Cause of Creutzfeldt-Jakob Disease
Creutzfeldt-Jakob disease, a type of prion disease, is caused by the accumulation of misfolded prion proteins in the brain. Prions, which are normally harmless proteins found in various body tissues, have the highest concentration in the brain. These proteins undergo a folding process, and if any errors occur during this process, the body typically eliminates them. However, in the case of CJD, the misfolded prions are not destroyed and instead build up to high levels, causing damage to brain cells.
This accumulation of misfolded prions leads to the formation of tiny cavities in the brain tissue, giving it a sponge-like appearance. These changes are referred to as spongiform alterations. Unlike bacteria or viruses, prions are infectious agents that cannot be destroyed through conventional sterilization methods or targeted by antibiotics or antiviral drugs.

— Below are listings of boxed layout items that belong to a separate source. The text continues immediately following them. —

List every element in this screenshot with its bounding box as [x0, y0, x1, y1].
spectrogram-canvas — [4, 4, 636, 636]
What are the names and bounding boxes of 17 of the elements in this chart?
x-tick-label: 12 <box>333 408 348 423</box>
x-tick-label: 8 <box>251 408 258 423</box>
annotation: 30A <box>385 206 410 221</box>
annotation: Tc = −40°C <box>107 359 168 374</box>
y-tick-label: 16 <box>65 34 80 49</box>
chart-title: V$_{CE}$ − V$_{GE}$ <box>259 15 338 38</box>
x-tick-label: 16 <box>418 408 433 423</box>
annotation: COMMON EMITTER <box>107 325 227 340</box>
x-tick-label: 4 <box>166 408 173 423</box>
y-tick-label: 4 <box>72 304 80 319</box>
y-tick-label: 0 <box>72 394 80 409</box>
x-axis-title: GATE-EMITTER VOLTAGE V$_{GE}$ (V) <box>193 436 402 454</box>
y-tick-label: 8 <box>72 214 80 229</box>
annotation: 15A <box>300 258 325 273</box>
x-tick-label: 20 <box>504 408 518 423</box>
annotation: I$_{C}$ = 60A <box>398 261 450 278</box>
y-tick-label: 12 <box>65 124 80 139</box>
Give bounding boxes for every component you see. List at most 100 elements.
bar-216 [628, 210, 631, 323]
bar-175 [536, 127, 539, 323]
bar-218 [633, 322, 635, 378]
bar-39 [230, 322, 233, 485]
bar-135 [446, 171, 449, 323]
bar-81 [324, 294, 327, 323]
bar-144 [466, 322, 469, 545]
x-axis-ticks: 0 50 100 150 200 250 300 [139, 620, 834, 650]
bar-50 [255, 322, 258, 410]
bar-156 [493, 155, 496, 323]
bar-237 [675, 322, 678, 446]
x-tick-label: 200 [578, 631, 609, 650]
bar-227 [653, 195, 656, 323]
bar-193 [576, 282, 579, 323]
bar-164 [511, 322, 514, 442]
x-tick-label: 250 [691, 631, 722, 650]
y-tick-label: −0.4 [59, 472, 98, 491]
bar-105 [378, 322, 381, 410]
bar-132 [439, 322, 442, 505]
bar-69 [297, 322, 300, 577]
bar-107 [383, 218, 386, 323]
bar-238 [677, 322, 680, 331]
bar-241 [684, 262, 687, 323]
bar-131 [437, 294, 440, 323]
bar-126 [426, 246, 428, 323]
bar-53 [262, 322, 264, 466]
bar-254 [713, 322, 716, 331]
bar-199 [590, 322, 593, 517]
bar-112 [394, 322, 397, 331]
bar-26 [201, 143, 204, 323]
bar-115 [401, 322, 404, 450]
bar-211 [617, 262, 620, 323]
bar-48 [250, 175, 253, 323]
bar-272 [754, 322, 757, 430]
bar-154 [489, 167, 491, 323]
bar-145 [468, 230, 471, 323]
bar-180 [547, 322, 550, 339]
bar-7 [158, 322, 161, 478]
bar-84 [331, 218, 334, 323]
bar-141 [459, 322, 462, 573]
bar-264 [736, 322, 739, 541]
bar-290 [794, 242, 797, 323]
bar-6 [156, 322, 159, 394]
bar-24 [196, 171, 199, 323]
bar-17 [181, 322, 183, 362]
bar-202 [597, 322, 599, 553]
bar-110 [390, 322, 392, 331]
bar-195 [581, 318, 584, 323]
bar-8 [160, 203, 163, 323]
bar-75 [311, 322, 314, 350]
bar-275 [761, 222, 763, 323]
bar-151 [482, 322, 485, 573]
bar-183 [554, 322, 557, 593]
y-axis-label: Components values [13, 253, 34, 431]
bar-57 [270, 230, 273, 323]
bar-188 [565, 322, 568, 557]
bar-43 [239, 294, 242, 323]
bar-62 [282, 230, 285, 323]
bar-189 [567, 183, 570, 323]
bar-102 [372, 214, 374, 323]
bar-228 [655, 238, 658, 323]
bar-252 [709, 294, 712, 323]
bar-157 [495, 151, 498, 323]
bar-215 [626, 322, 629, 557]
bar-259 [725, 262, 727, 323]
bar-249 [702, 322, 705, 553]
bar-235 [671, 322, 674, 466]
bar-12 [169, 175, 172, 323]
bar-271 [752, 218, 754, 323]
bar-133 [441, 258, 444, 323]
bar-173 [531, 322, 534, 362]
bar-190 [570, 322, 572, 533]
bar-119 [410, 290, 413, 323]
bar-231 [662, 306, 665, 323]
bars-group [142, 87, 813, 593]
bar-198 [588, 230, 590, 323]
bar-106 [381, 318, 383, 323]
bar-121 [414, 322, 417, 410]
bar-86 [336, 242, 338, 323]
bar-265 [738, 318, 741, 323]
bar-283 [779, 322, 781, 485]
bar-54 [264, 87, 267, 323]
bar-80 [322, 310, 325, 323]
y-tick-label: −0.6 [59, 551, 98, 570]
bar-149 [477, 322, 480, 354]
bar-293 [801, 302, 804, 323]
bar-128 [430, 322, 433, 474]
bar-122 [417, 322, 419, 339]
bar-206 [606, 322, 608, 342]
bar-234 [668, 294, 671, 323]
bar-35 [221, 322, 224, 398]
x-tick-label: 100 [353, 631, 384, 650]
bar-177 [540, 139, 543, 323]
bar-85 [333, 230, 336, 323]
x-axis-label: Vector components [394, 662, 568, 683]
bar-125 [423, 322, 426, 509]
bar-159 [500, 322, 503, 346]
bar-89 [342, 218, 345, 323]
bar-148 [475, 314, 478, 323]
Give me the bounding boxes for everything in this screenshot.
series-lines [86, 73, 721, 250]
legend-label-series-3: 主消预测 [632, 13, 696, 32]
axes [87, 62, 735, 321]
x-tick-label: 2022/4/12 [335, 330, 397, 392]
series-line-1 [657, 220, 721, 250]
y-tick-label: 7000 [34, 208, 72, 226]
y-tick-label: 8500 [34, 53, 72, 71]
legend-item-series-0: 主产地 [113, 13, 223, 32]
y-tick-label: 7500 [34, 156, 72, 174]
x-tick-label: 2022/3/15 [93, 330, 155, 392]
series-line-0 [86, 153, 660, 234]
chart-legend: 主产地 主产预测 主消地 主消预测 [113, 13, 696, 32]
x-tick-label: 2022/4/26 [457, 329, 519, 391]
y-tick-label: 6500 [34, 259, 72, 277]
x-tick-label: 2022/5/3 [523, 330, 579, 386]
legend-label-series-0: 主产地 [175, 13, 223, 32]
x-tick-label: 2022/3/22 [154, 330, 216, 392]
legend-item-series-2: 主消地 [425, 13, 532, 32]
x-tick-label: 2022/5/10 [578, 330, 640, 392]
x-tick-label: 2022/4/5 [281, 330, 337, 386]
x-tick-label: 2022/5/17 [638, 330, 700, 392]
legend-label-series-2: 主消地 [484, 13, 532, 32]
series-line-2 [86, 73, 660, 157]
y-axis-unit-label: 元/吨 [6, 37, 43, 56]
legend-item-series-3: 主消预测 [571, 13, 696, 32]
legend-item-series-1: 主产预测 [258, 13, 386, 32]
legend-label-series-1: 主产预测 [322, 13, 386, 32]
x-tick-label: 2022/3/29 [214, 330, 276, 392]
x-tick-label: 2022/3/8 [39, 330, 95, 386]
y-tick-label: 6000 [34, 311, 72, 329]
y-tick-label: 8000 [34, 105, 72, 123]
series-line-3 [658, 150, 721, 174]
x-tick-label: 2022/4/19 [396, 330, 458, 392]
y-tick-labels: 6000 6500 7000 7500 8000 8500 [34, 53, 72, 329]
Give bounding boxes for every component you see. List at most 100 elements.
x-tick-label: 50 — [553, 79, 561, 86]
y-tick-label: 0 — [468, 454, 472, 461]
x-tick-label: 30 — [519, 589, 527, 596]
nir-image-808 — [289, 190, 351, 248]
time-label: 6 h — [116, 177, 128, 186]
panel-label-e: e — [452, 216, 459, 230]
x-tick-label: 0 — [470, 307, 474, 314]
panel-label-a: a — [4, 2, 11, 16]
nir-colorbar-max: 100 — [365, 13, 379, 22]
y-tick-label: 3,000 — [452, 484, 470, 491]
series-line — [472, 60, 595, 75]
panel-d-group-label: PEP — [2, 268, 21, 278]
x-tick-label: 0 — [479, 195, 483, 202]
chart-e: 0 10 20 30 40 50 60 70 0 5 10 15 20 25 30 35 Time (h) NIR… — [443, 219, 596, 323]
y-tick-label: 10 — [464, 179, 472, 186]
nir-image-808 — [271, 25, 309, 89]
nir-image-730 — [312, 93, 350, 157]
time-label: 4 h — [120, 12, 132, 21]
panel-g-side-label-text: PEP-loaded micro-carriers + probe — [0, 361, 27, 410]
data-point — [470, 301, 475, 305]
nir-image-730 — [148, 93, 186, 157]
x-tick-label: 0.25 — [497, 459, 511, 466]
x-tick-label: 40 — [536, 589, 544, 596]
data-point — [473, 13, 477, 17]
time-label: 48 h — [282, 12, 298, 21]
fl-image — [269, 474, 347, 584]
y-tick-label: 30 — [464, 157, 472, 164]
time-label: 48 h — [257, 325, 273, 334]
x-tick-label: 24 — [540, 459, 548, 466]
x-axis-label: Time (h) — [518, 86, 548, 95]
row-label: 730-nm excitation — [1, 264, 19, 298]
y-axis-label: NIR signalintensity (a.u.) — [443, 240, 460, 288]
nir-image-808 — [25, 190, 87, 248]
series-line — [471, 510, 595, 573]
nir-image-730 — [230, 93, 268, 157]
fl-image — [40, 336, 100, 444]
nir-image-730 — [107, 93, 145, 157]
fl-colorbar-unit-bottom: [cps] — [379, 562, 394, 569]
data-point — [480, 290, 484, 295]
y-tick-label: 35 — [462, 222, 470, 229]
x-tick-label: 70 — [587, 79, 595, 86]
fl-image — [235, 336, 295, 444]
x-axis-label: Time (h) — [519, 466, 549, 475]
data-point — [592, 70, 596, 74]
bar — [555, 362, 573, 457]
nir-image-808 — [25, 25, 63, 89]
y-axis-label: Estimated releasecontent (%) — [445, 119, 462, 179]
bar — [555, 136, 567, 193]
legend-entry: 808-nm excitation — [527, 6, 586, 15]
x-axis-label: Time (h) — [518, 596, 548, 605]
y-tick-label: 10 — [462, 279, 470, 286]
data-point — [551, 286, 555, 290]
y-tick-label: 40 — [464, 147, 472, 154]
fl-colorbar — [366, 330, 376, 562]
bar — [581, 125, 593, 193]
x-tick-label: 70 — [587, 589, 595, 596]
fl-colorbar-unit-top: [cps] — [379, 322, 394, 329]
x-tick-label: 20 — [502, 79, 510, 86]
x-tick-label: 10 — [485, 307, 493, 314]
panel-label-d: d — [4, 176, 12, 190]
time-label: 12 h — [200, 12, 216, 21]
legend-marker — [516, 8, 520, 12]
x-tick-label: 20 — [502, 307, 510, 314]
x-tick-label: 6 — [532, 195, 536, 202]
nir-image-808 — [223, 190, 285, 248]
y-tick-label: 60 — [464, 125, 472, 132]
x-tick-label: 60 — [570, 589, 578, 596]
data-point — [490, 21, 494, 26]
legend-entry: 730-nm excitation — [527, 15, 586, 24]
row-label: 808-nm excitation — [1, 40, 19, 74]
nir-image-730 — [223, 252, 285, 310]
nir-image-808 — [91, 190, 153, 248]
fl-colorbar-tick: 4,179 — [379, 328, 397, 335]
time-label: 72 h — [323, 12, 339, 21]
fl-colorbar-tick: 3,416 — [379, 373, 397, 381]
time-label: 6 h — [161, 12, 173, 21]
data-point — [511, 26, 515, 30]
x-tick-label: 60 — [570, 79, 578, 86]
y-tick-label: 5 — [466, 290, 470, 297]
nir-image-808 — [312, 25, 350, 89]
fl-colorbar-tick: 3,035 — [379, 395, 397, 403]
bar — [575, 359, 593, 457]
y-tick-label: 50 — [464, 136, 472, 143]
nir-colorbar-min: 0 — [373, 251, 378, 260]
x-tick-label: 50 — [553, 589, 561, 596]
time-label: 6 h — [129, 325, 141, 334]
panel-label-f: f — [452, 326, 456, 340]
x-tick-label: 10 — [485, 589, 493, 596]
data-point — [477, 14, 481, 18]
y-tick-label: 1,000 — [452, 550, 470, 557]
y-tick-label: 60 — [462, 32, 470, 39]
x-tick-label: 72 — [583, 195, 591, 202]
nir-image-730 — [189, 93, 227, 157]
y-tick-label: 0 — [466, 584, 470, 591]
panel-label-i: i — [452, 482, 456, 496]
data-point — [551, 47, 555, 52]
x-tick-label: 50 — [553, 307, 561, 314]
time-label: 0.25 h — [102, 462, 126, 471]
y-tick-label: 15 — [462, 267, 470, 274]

Creutzfeldt-Jakob disease can be transmitted through direct contact with contaminated materials such as infected meat or human tissues. It can also be inherited genetically through the presence of an abnormal gene. However, in the majority of cases, the exact cause of CJD cannot be determined by doctors.
History of Creutzfeldt-Jakob Disease
Creutzfeldt-Jakob disease, also known as CJD, has a rich history dating back to the 1920s when it was first described by Hans Creutzfeldt and Alfons Jakob. Over the years, experts have identified different forms of the disease. In the 1970s, the medical community encountered the first cases of suspected iatrogenic CJD, which refers to cases where transmission occurred through medical or surgical procedures.
During the 1990s, a significant event occurred when individuals in the UK who had consumed processed beef products were diagnosed with a variant form of CJD. This outbreak was linked to evidence showing that the infectious prion responsible for the disease had entered the food chain through contaminated cattle feed. Consequently, the cattle themselves developed bovine spongiform encephalopathy (BSE), commonly known as mad cow disease.